Personal information
- Born: June 18, 2007 (age 19) Telki

Gymnastics career
- Discipline: Rhythmic gymnastics
- Country represented: Hungary (2023-)
- Club: MTK Budapest
- Head coach: Zsofia Lauber
- Medal record
Representing Hungary
Rhythmic gymnastics
| Bronze medal – third place | 2025 Tallinn | Group All-around |
European Cup
| Gold medal – first place | 2025 Burgas | Cross Battle |
| Bronze medal – third place | 2025 Burgas | 5 Ribbons |
| Bronze medal – third place | 2025 Burgas | 3 Balls & 2 Hoops |

= Dalma Pesti =

Hungarian rhythmic gymnast (born 2007)

Dalma Pesti (born 18 June 2007) is a Hungarian rhythmic gymnast. She represents Hungary as a member of the senior group.

== Career ==
Pesti took up the sport at age 3 and a half at Óbuda-Kalász RG, two years later she started to take part in competitions.

In August 2023 she was selected to competed at the World Championships in Valencia as part of the national senior group along with Lilla Jurca, Gyöngyvirág Kajner, Mandula Virag Meszaros, Dora Szabados and Monika Urban-Szabo. There they were 16th in the All-Around, 11th with 5 hoops, 21st with 3 ribbons & 2 balls.

In 2025 the Hungarian group debuted at the World Cup in Baku being 9th overall, 10th with 5 ribbons and 10th with 3 balls & 2 hoops. In May competing at the European Cup stage in Burgas along Mandula Virag Meszaros, Monika Urban-Szabo, Dora Szabados, Fruzsina Grek and Julia Farkas, she won bronze with 5 ribbons and with 3 balls & 2 hoops. In early May the group won bronze in the All-Around at the European Championships in Tallinn. In July they competed in the World Cup in Milan, being 11th with 5 ribbon and 7th with 3 balls & 2 hoops. Days later, in Cluj Napoca, they were 13th with 5 ribbons and 7th in the mixed event.
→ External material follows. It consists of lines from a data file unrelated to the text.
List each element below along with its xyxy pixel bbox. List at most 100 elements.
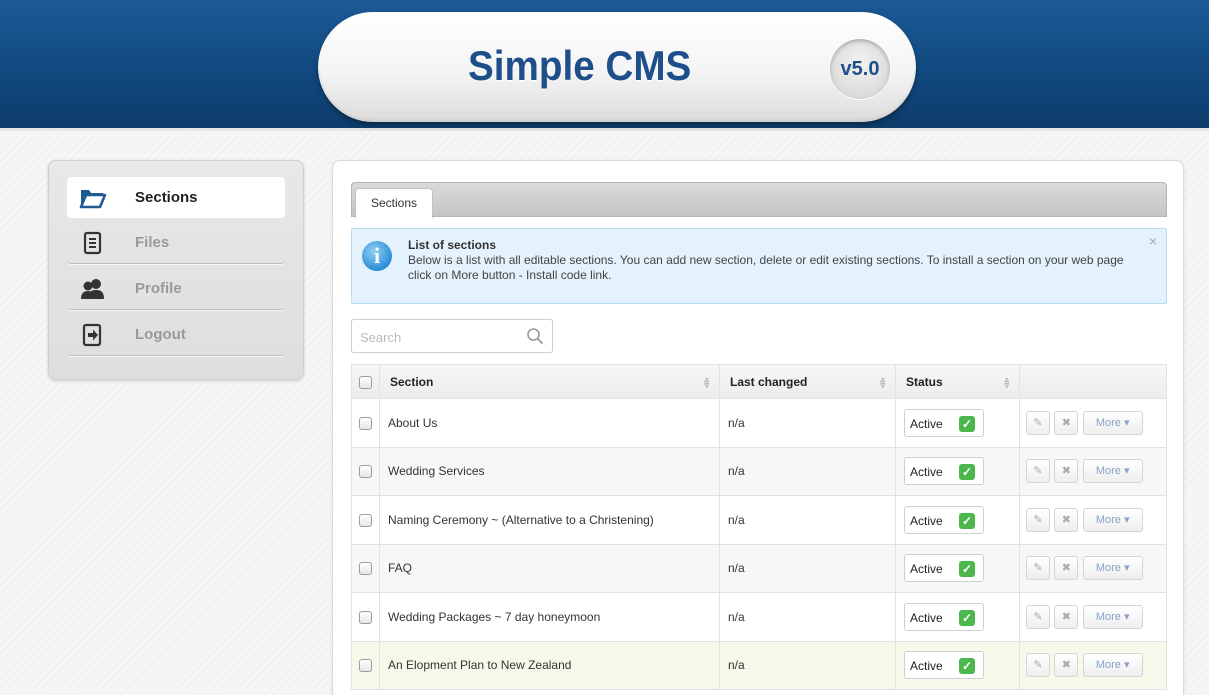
info-message: i List of sections Below is a list with … bbox=[351, 228, 1167, 304]
more-label: More bbox=[1095, 416, 1121, 429]
row-checkbox[interactable] bbox=[359, 513, 372, 527]
check-icon: ✓ bbox=[959, 561, 975, 578]
column-header-section[interactable]: Section ▵ ▿ bbox=[379, 364, 720, 399]
edit-button[interactable]: ✎ bbox=[1026, 604, 1050, 629]
status-toggle[interactable]: Active ✓ bbox=[904, 651, 984, 680]
delete-button[interactable]: ✖ bbox=[1054, 410, 1079, 435]
edit-button[interactable]: ✎ bbox=[1026, 410, 1050, 435]
row-checkbox[interactable] bbox=[359, 610, 372, 624]
close-icon: ✖ bbox=[1061, 610, 1071, 623]
edit-button[interactable]: ✎ bbox=[1026, 459, 1050, 484]
edit-button[interactable]: ✎ bbox=[1026, 653, 1050, 678]
sidebar-item-files[interactable]: Files bbox=[67, 222, 285, 264]
section-name: Wedding Services bbox=[379, 446, 720, 496]
close-icon: ✖ bbox=[1061, 562, 1071, 575]
sections-table: Section ▵ ▿ Last changed ▵ ▿ Status ▵ ▿ Abo… bbox=[351, 364, 1167, 690]
sort-icon[interactable]: ▵ ▿ bbox=[1004, 375, 1009, 390]
status-label: Active bbox=[910, 513, 943, 528]
last-changed: n/a bbox=[719, 398, 896, 448]
row-checkbox[interactable] bbox=[359, 562, 372, 576]
app-title: Simple CMS bbox=[468, 42, 692, 89]
select-all-checkbox[interactable] bbox=[359, 375, 372, 389]
sidebar-item-logout[interactable]: Logout bbox=[67, 314, 285, 356]
row-select-cell bbox=[351, 640, 380, 690]
table-header-row: Section ▵ ▿ Last changed ▵ ▿ Status ▵ ▿ bbox=[351, 364, 1167, 399]
more-button[interactable]: More ▾ bbox=[1082, 410, 1143, 435]
check-icon: ✓ bbox=[959, 464, 975, 481]
column-header-label: Status bbox=[906, 374, 943, 389]
last-changed: n/a bbox=[719, 592, 896, 642]
row-checkbox[interactable] bbox=[359, 659, 372, 673]
section-name: FAQ bbox=[379, 543, 720, 593]
close-icon: ✖ bbox=[1061, 465, 1071, 478]
more-button[interactable]: More ▾ bbox=[1082, 459, 1143, 484]
column-header-status[interactable]: Status ▵ ▿ bbox=[895, 364, 1020, 399]
chevron-down-icon: ▾ bbox=[1123, 465, 1130, 478]
pencil-icon: ✎ bbox=[1033, 465, 1043, 478]
edit-button[interactable]: ✎ bbox=[1026, 556, 1050, 581]
more-button[interactable]: More ▾ bbox=[1082, 507, 1143, 532]
status-cell: Active ✓ bbox=[895, 640, 1020, 690]
delete-button[interactable]: ✖ bbox=[1054, 556, 1079, 581]
logout-icon bbox=[79, 323, 107, 347]
search-icon[interactable] bbox=[526, 327, 544, 350]
column-header-last-changed[interactable]: Last changed ▵ ▿ bbox=[719, 364, 896, 399]
sidebar-item-label: Sections bbox=[135, 189, 198, 206]
more-button[interactable]: More ▾ bbox=[1082, 604, 1143, 629]
row-select-cell bbox=[351, 398, 380, 448]
last-changed: n/a bbox=[719, 446, 896, 496]
tab-sections[interactable]: Sections bbox=[355, 188, 433, 218]
header-bar: Simple CMS v5.0 bbox=[0, 0, 1209, 131]
status-toggle[interactable]: Active ✓ bbox=[904, 602, 984, 631]
select-all-cell bbox=[351, 364, 380, 399]
row-checkbox[interactable] bbox=[359, 416, 372, 430]
status-cell: Active ✓ bbox=[895, 592, 1020, 642]
table-row: About Us n/a Active ✓ ✎ ✖ More ▾ bbox=[351, 398, 1167, 448]
table-row: Naming Ceremony ~ (Alternative to a Chri… bbox=[351, 495, 1167, 545]
sidebar: Sections Files Profile Logout bbox=[48, 160, 304, 380]
actions-cell: ✎ ✖ More ▾ bbox=[1019, 495, 1167, 545]
more-label: More bbox=[1095, 513, 1121, 526]
check-icon: ✓ bbox=[959, 415, 975, 432]
status-label: Active bbox=[910, 610, 943, 625]
last-changed: n/a bbox=[719, 495, 896, 545]
actions-cell: ✎ ✖ More ▾ bbox=[1019, 543, 1167, 593]
sidebar-item-sections[interactable]: Sections bbox=[67, 177, 285, 218]
more-button[interactable]: More ▾ bbox=[1082, 653, 1143, 678]
status-toggle[interactable]: Active ✓ bbox=[904, 457, 984, 486]
status-toggle[interactable]: Active ✓ bbox=[904, 505, 984, 534]
close-icon: ✖ bbox=[1061, 513, 1071, 526]
chevron-down-icon: ▾ bbox=[1123, 610, 1130, 623]
more-button[interactable]: More ▾ bbox=[1082, 556, 1143, 581]
status-toggle[interactable]: Active ✓ bbox=[904, 408, 984, 437]
edit-button[interactable]: ✎ bbox=[1026, 507, 1050, 532]
actions-cell: ✎ ✖ More ▾ bbox=[1019, 592, 1167, 642]
last-changed: n/a bbox=[719, 543, 896, 593]
delete-button[interactable]: ✖ bbox=[1054, 653, 1079, 678]
status-label: Active bbox=[910, 659, 943, 674]
sort-icon[interactable]: ▵ ▿ bbox=[704, 375, 709, 390]
status-toggle[interactable]: Active ✓ bbox=[904, 554, 984, 583]
row-checkbox[interactable] bbox=[359, 465, 372, 479]
search-box bbox=[351, 319, 553, 353]
sidebar-item-profile[interactable]: Profile bbox=[67, 268, 285, 310]
pencil-icon: ✎ bbox=[1033, 562, 1043, 575]
main-panel: Sections i List of sections Below is a l… bbox=[332, 160, 1184, 695]
close-icon: ✖ bbox=[1061, 416, 1071, 429]
section-name: About Us bbox=[379, 398, 720, 448]
delete-button[interactable]: ✖ bbox=[1054, 507, 1079, 532]
status-cell: Active ✓ bbox=[895, 543, 1020, 593]
column-header-actions bbox=[1019, 364, 1167, 399]
close-icon[interactable]: × bbox=[1149, 233, 1157, 249]
sort-icon[interactable]: ▵ ▿ bbox=[880, 375, 885, 390]
column-header-label: Section bbox=[390, 374, 434, 389]
more-label: More bbox=[1095, 465, 1121, 478]
logo[interactable]: Simple CMS v5.0 bbox=[318, 12, 916, 122]
table-row: Wedding Packages ~ 7 day honeymoon n/a A… bbox=[351, 592, 1167, 642]
pencil-icon: ✎ bbox=[1033, 659, 1043, 672]
tab-bar: Sections bbox=[351, 182, 1167, 218]
search-input[interactable] bbox=[360, 328, 510, 346]
delete-button[interactable]: ✖ bbox=[1054, 459, 1079, 484]
column-header-label: Last changed bbox=[730, 374, 808, 389]
delete-button[interactable]: ✖ bbox=[1054, 604, 1079, 629]
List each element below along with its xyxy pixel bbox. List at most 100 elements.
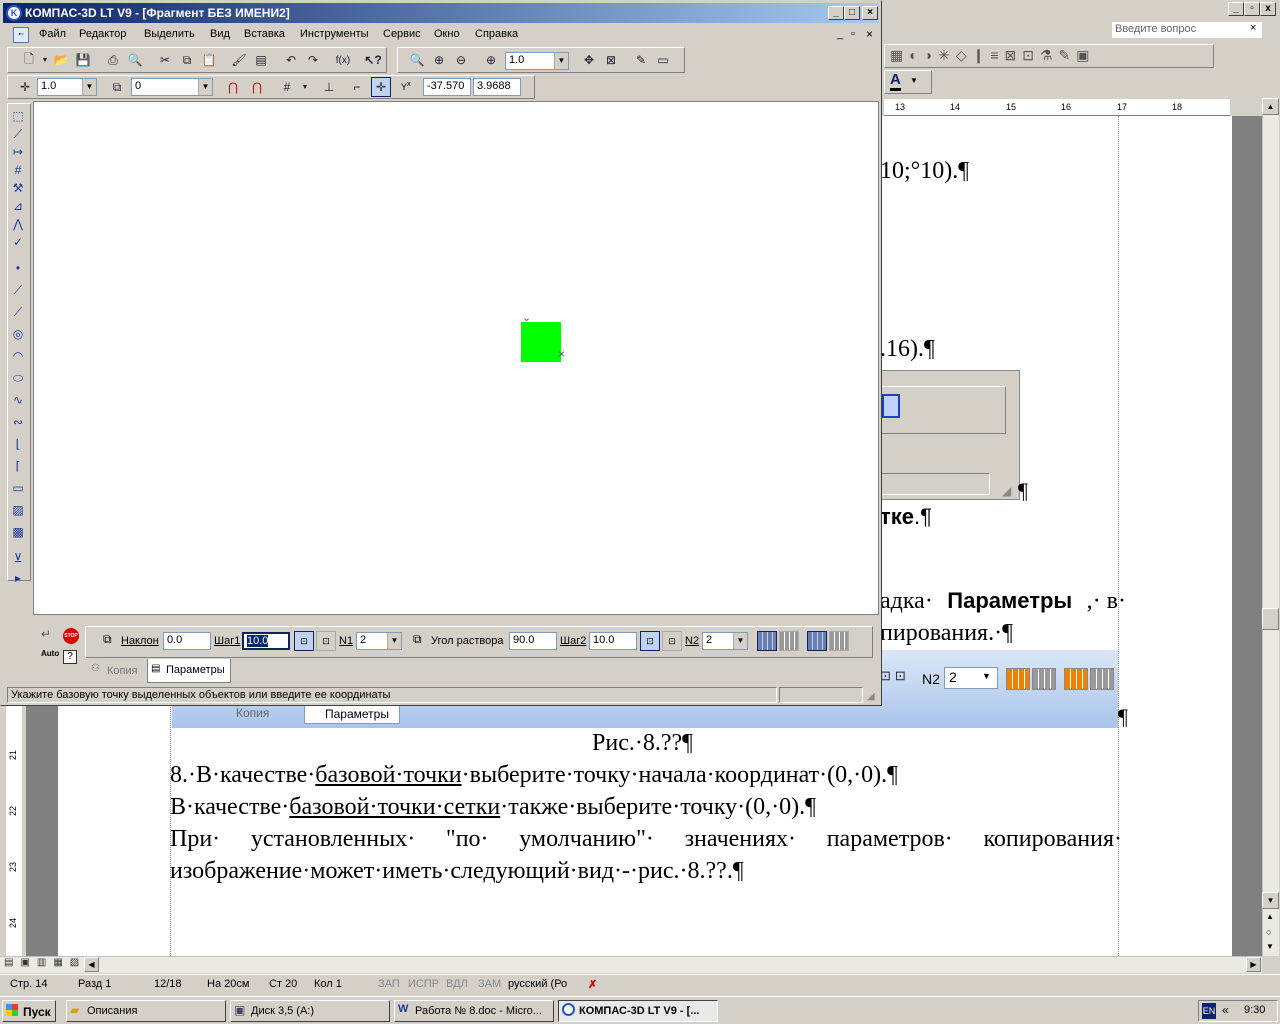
n2-select[interactable]: 2 ▼ — [702, 632, 748, 650]
local-cs-icon[interactable]: ✛ — [15, 77, 35, 97]
refresh-icon[interactable]: ✎ — [631, 50, 651, 70]
measure-tool-icon[interactable]: ⋀ — [8, 215, 28, 233]
snap-icon[interactable]: ⋂ — [223, 77, 243, 97]
scale-dropdown-icon[interactable]: ▼ — [554, 53, 568, 69]
layout-button-2[interactable] — [779, 631, 799, 651]
vscroll-down-button[interactable]: ▼ — [1262, 892, 1279, 909]
shag2-right-button[interactable]: ⊡ — [662, 631, 682, 651]
layer-dropdown-icon[interactable]: ▼ — [198, 79, 212, 95]
print-icon[interactable]: ⎙ — [103, 50, 123, 70]
view-buttons[interactable]: ▤▣▥▦▧ — [4, 957, 86, 968]
n2-dropdown-icon[interactable]: ▼ — [733, 633, 747, 649]
n1-dropdown-icon[interactable]: ▼ — [387, 633, 401, 649]
pan-icon[interactable]: ✥ — [579, 50, 599, 70]
cursor-coords-icon[interactable]: ✛ — [371, 77, 391, 97]
point-tool-icon[interactable]: • — [8, 259, 28, 277]
fit-all-icon[interactable]: ⊠ — [601, 50, 621, 70]
vscroll-thumb[interactable] — [1262, 608, 1279, 630]
next-page-icon[interactable]: ▼ — [1266, 942, 1274, 951]
grid-dropdown-icon[interactable]: ▼ — [295, 77, 315, 97]
grid-icon[interactable]: # — [277, 77, 297, 97]
ugol-field[interactable]: 90.0 — [509, 632, 557, 650]
layout-button-1[interactable] — [757, 631, 777, 651]
zoom-scale-icon[interactable]: ⊕ — [481, 50, 501, 70]
word-minimize-button[interactable]: _ — [1228, 2, 1244, 16]
save-icon[interactable]: 💾 — [73, 50, 93, 70]
status-ovr[interactable]: ЗАМ — [478, 978, 501, 990]
zoom-out-icon[interactable]: ⊖ — [451, 50, 471, 70]
bezier-tool-icon[interactable]: ∾ — [8, 413, 28, 431]
zoom-icon[interactable]: 🔍 — [407, 50, 427, 70]
hatch-tool-icon[interactable]: ▨ — [8, 501, 28, 519]
dimensions-tool-icon[interactable]: ↦ — [8, 143, 28, 161]
auto-button[interactable]: Auto — [41, 649, 59, 658]
screen-icon[interactable]: ▭ — [653, 50, 673, 70]
segment-tool-icon[interactable]: ⟋ — [8, 303, 28, 321]
chamfer-tool-icon[interactable]: ⌈ — [8, 457, 28, 475]
layout-button-4[interactable] — [829, 631, 849, 651]
rectangle-tool-icon[interactable]: ▭ — [8, 479, 28, 497]
lang-indicator[interactable]: EN — [1202, 1003, 1216, 1019]
prev-page-icon[interactable]: ▲ — [1266, 912, 1274, 921]
status-rec[interactable]: ЗАП — [378, 978, 400, 990]
menu-insert[interactable]: Вставка — [244, 28, 285, 40]
scale-select[interactable]: 1.0 ▼ — [505, 52, 569, 70]
font-color-dropdown-icon[interactable]: ▼ — [910, 76, 918, 85]
doc-restore-icon[interactable]: ▫ — [851, 28, 855, 40]
shag2-left-button[interactable]: ⊡ — [640, 631, 660, 651]
ellipse-tool-icon[interactable]: ⬭ — [8, 369, 28, 387]
arc-tool-icon[interactable]: ◠ — [8, 347, 28, 365]
fillet-tool-icon[interactable]: ⌊ — [8, 435, 28, 453]
hscroll-right-button[interactable]: ▶ — [1246, 957, 1261, 972]
task-disk[interactable]: Диск 3,5 (A:) — [230, 1000, 390, 1022]
variables-icon[interactable]: f(x) — [333, 50, 353, 70]
edit-tool-icon[interactable]: ⚒ — [8, 179, 28, 197]
menu-editor[interactable]: Редактор — [79, 28, 126, 40]
hscroll-left-button[interactable]: ◀ — [84, 957, 99, 972]
stop-button[interactable]: STOP — [63, 628, 79, 644]
fill-tool-icon[interactable]: ▩ — [8, 523, 28, 541]
menu-view[interactable]: Вид — [210, 28, 230, 40]
word-vscrollbar[interactable] — [1262, 98, 1279, 956]
selected-rectangle[interactable] — [521, 322, 561, 362]
select-tool-icon[interactable]: ⬚ — [8, 107, 28, 125]
coord-x-field[interactable]: -37.570 — [423, 78, 471, 96]
collapse-tool-icon[interactable]: ⊻ — [8, 549, 28, 567]
task-word[interactable]: Работа № 8.doc - Micro... — [394, 1000, 554, 1022]
paste-icon[interactable]: 📋 — [199, 50, 219, 70]
status-trk[interactable]: ИСПР — [408, 978, 439, 990]
select-browse-object-icon[interactable]: ○ — [1266, 927, 1271, 937]
task-opisaniya[interactable]: Описания — [66, 1000, 226, 1022]
help-icon[interactable]: ? — [63, 650, 77, 664]
help-pointer-icon[interactable]: ↖? — [363, 50, 383, 70]
kompas-maximize-button[interactable]: □ — [844, 6, 860, 20]
shag1-field[interactable]: 10.0 — [242, 632, 290, 650]
circle-tool-icon[interactable]: ◎ — [8, 325, 28, 343]
naklon-field[interactable]: 0.0 — [163, 632, 211, 650]
menu-help[interactable]: Справка — [475, 28, 518, 40]
doc-minimize-icon[interactable]: _ — [837, 28, 843, 40]
spelling-status-icon[interactable]: ✗ — [588, 978, 597, 991]
document-icon[interactable]: ▪▫ — [13, 27, 29, 43]
round-icon[interactable]: ⌐ — [347, 77, 367, 97]
shag1-left-button[interactable]: ⊡ — [294, 631, 314, 651]
n1-select[interactable]: 2 ▼ — [356, 632, 402, 650]
kompas-minimize-button[interactable]: _ — [828, 6, 844, 20]
zoom-in-icon[interactable]: ⊕ — [429, 50, 449, 70]
undo-icon[interactable]: ↶ — [281, 50, 301, 70]
menu-tools[interactable]: Инструменты — [300, 28, 369, 40]
ask-question-box[interactable]: Введите вопрос — [1112, 22, 1262, 38]
menu-select[interactable]: Выделить — [144, 28, 195, 40]
coord-y-field[interactable]: 3.9688 — [473, 78, 521, 96]
font-color-icon[interactable]: A — [890, 72, 901, 91]
menu-window[interactable]: Окно — [434, 28, 460, 40]
orthogonal-icon[interactable]: ⊥ — [319, 77, 339, 97]
drawing-canvas[interactable] — [33, 101, 879, 615]
shag2-field[interactable]: 10.0 — [589, 632, 637, 650]
kompas-resize-grip-icon[interactable]: ◢ — [867, 691, 875, 702]
spline-tool-icon[interactable]: ∿ — [8, 391, 28, 409]
copy-icon[interactable]: ⧉ — [177, 50, 197, 70]
ask-close-icon[interactable]: × — [1250, 22, 1256, 34]
layer-select[interactable]: 0 ▼ — [131, 78, 213, 96]
word-close-button[interactable]: x — [1260, 2, 1276, 16]
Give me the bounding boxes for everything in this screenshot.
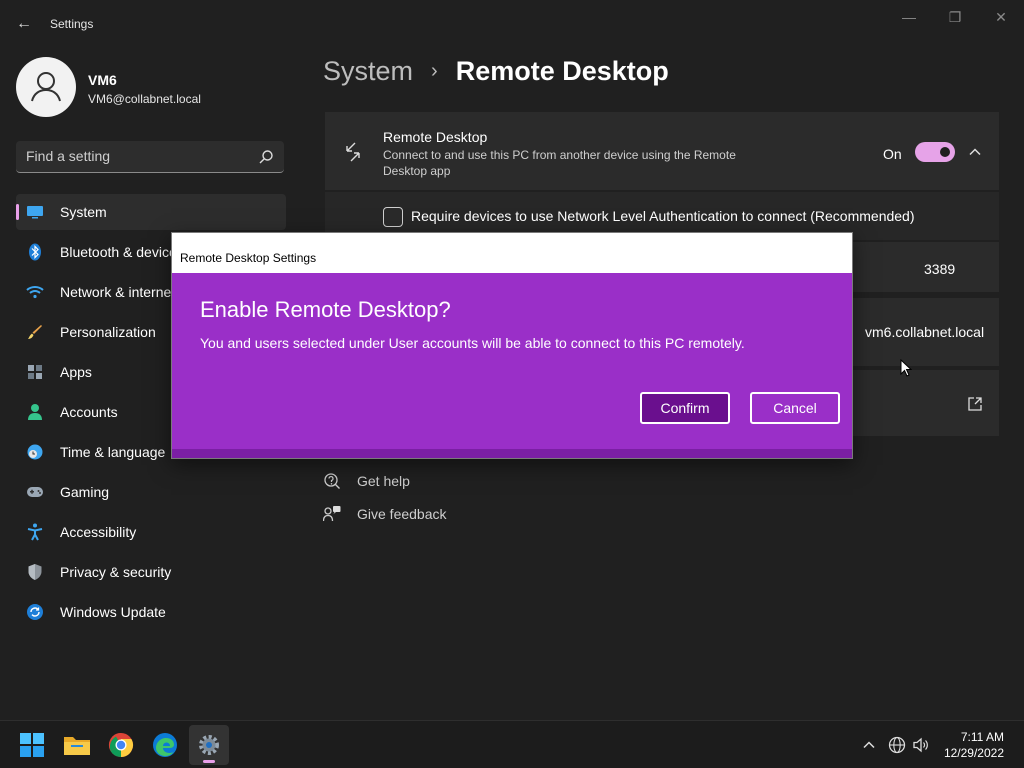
shield-icon	[26, 563, 44, 581]
dialog-heading: Enable Remote Desktop?	[200, 297, 451, 322]
breadcrumb-separator: ›	[431, 60, 438, 82]
remote-desktop-icon	[346, 142, 360, 162]
search-icon[interactable]	[258, 149, 274, 165]
taskbar-file-explorer[interactable]	[57, 725, 97, 765]
account-icon	[26, 403, 44, 421]
remote-desktop-description: Connect to and use this PC from another …	[383, 148, 736, 178]
system-display-icon	[26, 203, 44, 221]
edge-icon	[153, 733, 177, 757]
sidebar-item-system[interactable]: System	[16, 194, 286, 230]
dialog-message: You and users selected under User accoun…	[200, 335, 745, 351]
search-box[interactable]	[16, 141, 284, 173]
minimize-button[interactable]: —	[886, 6, 932, 28]
search-input[interactable]	[26, 148, 246, 164]
remote-desktop-toggle[interactable]	[915, 142, 955, 162]
user-name: VM6	[88, 72, 117, 88]
get-help-link[interactable]: Get help	[357, 473, 410, 489]
taskbar-chrome[interactable]	[101, 725, 141, 765]
user-email: VM6@collabnet.local	[88, 92, 201, 106]
avatar[interactable]	[16, 57, 76, 117]
globe-icon[interactable]	[888, 736, 906, 754]
app-title: Settings	[50, 17, 94, 31]
sidebar-item-windows-update[interactable]: Windows Update	[16, 594, 286, 630]
sidebar-item-label: Apps	[60, 364, 92, 380]
dialog-window-title: Remote Desktop Settings	[180, 251, 317, 265]
gear-icon	[199, 735, 219, 755]
nla-checkbox[interactable]	[383, 207, 403, 227]
chrome-icon	[108, 733, 134, 757]
sidebar-item-privacy[interactable]: Privacy & security	[16, 554, 286, 590]
gamepad-icon	[26, 483, 44, 501]
maximize-button[interactable]: ❐	[932, 6, 978, 28]
taskbar-edge[interactable]	[145, 725, 185, 765]
sidebar-item-label: Windows Update	[60, 604, 166, 620]
sidebar-item-label: Bluetooth & devices	[60, 244, 184, 260]
cancel-button[interactable]: Cancel	[750, 392, 840, 424]
port-value: 3389	[924, 261, 956, 277]
sidebar-item-label: Privacy & security	[60, 564, 172, 580]
title-bar: ← Settings — ❐ ✕	[0, 0, 1024, 48]
dialog-footer	[172, 449, 852, 458]
dialog-title-bar[interactable]: Remote Desktop Settings	[172, 233, 852, 273]
confirm-button[interactable]: Confirm	[640, 392, 730, 424]
user-icon	[31, 72, 61, 102]
mouse-cursor-icon	[900, 359, 912, 377]
sidebar-item-label: Personalization	[60, 324, 156, 340]
clock-date[interactable]: 12/29/2022	[944, 746, 1004, 760]
give-feedback-link[interactable]: Give feedback	[357, 506, 447, 522]
taskbar: 7:11 AM 12/29/2022	[0, 720, 1024, 768]
taskbar-settings[interactable]	[189, 725, 229, 765]
wifi-icon	[26, 283, 44, 301]
remote-desktop-state-label: On	[883, 146, 902, 162]
sidebar-item-label: Time & language	[60, 444, 166, 460]
brush-icon	[26, 323, 44, 341]
external-link-icon[interactable]	[967, 396, 983, 412]
pc-name-value: vm6.collabnet.local	[865, 324, 985, 340]
remote-desktop-settings-dialog: Remote Desktop Settings Enable Remote De…	[171, 232, 853, 459]
page-title: Remote Desktop	[455, 56, 669, 86]
clock-time[interactable]: 7:11 AM	[961, 730, 1004, 744]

In August she was selected, along Julia Farkas, Lilla Jurca, Mandula Virag Meszaros, Dora Szabados and Monika Urban-Szabo, for the World Championships in Rio de Janeiro, taking 16th place in the All-Around, 23rd with 5 ribbons, 7th with 3 balls & 2 hoops and 15th in teams.

In 2026 she made her debut at the World Cup in Sofia, being 10th in the All-Around, 16th with 5 balls and 6th with 3 hoops & 4 clubs. In April the group won a gold and a bronze medal at the Grand Prix in Thiais.